Bolsonaro, Mourão e a disputa interna do fascismo no governo

Robert Paxton enuncia os estágios do fascismo em seu artigo “Five stage of fascism”: começa como um movimento de revolta contra a democracia liberal em crise, se sedimenta em um partido político, alcança o poder em aliança com “forças exógenas” (como dirá João Bernardo), tem o exercício do poder (influenciado pela forma como e com quais apoios atingiu o poder, que influencia se se vai além de um mero autoritarismo) e, finalmente, radicalização ou entropia, com o consequente fim do regime.

João Bernardo, por seu turno, apresenta esquematicamente dois polos nos quais o regime fascista se equilibra e os quais tenta equilibrar: de um lado, o polo endógeno: partido e milícias, sindicatos e milícias; do outro, o polo exógeno: exército e igrejas. Para o ativista lusitano, ainda que acabe por vingar o polo exógeno no poder – como Salazar em Portugal -, não é isso que o exclui de ser um regime fascista, e não um “autoritarismo comum”.

Não se trata de transpor os fascismos do século XX para o século XXI e aplicar as mesmas análises.
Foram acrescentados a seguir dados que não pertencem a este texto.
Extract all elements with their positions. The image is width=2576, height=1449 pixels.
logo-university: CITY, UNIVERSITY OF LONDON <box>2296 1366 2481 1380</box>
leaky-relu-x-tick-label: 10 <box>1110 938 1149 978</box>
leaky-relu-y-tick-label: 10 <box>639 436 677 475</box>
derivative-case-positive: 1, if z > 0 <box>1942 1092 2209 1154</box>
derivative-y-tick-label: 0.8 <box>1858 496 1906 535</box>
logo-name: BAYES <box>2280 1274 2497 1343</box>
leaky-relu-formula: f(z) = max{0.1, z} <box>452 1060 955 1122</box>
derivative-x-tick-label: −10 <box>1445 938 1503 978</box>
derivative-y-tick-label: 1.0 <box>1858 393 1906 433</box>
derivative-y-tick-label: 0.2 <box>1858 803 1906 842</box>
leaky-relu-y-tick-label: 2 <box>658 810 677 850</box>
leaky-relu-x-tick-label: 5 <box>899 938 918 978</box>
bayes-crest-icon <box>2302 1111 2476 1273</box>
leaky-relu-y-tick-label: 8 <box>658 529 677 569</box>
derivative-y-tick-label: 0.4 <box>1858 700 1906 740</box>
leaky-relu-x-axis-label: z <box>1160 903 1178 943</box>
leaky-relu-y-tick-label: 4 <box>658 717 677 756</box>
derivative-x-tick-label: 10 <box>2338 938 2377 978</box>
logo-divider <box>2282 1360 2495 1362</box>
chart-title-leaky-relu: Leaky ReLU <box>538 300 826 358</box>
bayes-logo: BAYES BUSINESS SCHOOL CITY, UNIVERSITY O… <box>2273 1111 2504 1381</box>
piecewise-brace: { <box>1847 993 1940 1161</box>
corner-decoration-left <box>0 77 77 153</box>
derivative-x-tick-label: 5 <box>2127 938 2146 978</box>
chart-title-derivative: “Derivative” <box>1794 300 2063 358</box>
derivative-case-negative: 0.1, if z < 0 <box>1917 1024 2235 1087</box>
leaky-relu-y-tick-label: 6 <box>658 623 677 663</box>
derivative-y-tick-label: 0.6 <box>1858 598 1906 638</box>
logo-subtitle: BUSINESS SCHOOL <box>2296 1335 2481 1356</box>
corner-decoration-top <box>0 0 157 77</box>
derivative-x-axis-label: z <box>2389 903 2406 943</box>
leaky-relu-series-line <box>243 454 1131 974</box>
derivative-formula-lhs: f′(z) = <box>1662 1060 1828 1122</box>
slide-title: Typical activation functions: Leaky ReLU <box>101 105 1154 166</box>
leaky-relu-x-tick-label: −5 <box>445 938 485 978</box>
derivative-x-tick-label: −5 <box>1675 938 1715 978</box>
Contudo, há elementos que se repetem – daí porque chamar a extrema-direita de neofascista, e não por algum nome mais original.

Pensando nas experiências atuais, uma primeira mudança a ser notada é no “sindicato e milícias” da tipologia de Bernardo: com a desarticulação do movimento obreiro, graças às reformas neoliberais (ainda que a ênfase com que o capital siga lutando para desmantelar os sindicatos, seja em ataques diretos, seja no estímulo a movimentos identitários isolados, indica o quanto teme sua organização), o neofascismo passa a disputar não mais a representação junto às bases via sindicatos, mas via movimentos – MBL, surgido de afogadilho com o sucesso do MPL, em 2013; o Tea Party, nos EUA, os coletes amarelos na França, etc -, com os quais organiza suas milícias – reais e virtuais. Eu acrescentaria ainda três elementos, ausentes da análise histórica de Bernardo: a burocracia estatal, o capital internacional/transnacional, e o quarto poder, a mídia.

A burocracia estatal pode ser força suficiente para barrar ou acelerar dado movimento: em meu estágio na prefeitura municipal de Campinas pude ver como o corpo mole da burocracia, atuando em passo de tartaruga, é capaz, sem fazer alarde, de queimar o capital político de um secretário; a trinca Moro-TRF4-STF na farsesca condenação do Lula é uma mostra do quanto a burocracia azeitada com certos interesses trabalha feito trator e em tempo recorde.

O capital internacional, apesar de ainda ter país de origem e se apoiar em proteções desses governos, graças à desregulamentação financeira, está cada vez mais livre e forte para mudar de residência, conforme lhe for mais vantajoso – vide o caso do empresário James Dyson, um dos mais entusiastas patrocinadores do Brexit, que decidiu mudar sua empresa para Cingapura, diante do quadro desfavorável para seus negócios na terra da Rainha, por conta do… Brexit. Ao que tudo indica, há uma articulação global desse capital – pensada e organizada, e não apenas por influência do espírito da época -, de modo a enfraquecer ainda mais governos nacionais e garantir suas margens de lucro – por mais que posem de cosmopolitas e liberais, se a promessa de lucros for maior com a extrema-direita, adotam esse figurino sem qualquer titubeio.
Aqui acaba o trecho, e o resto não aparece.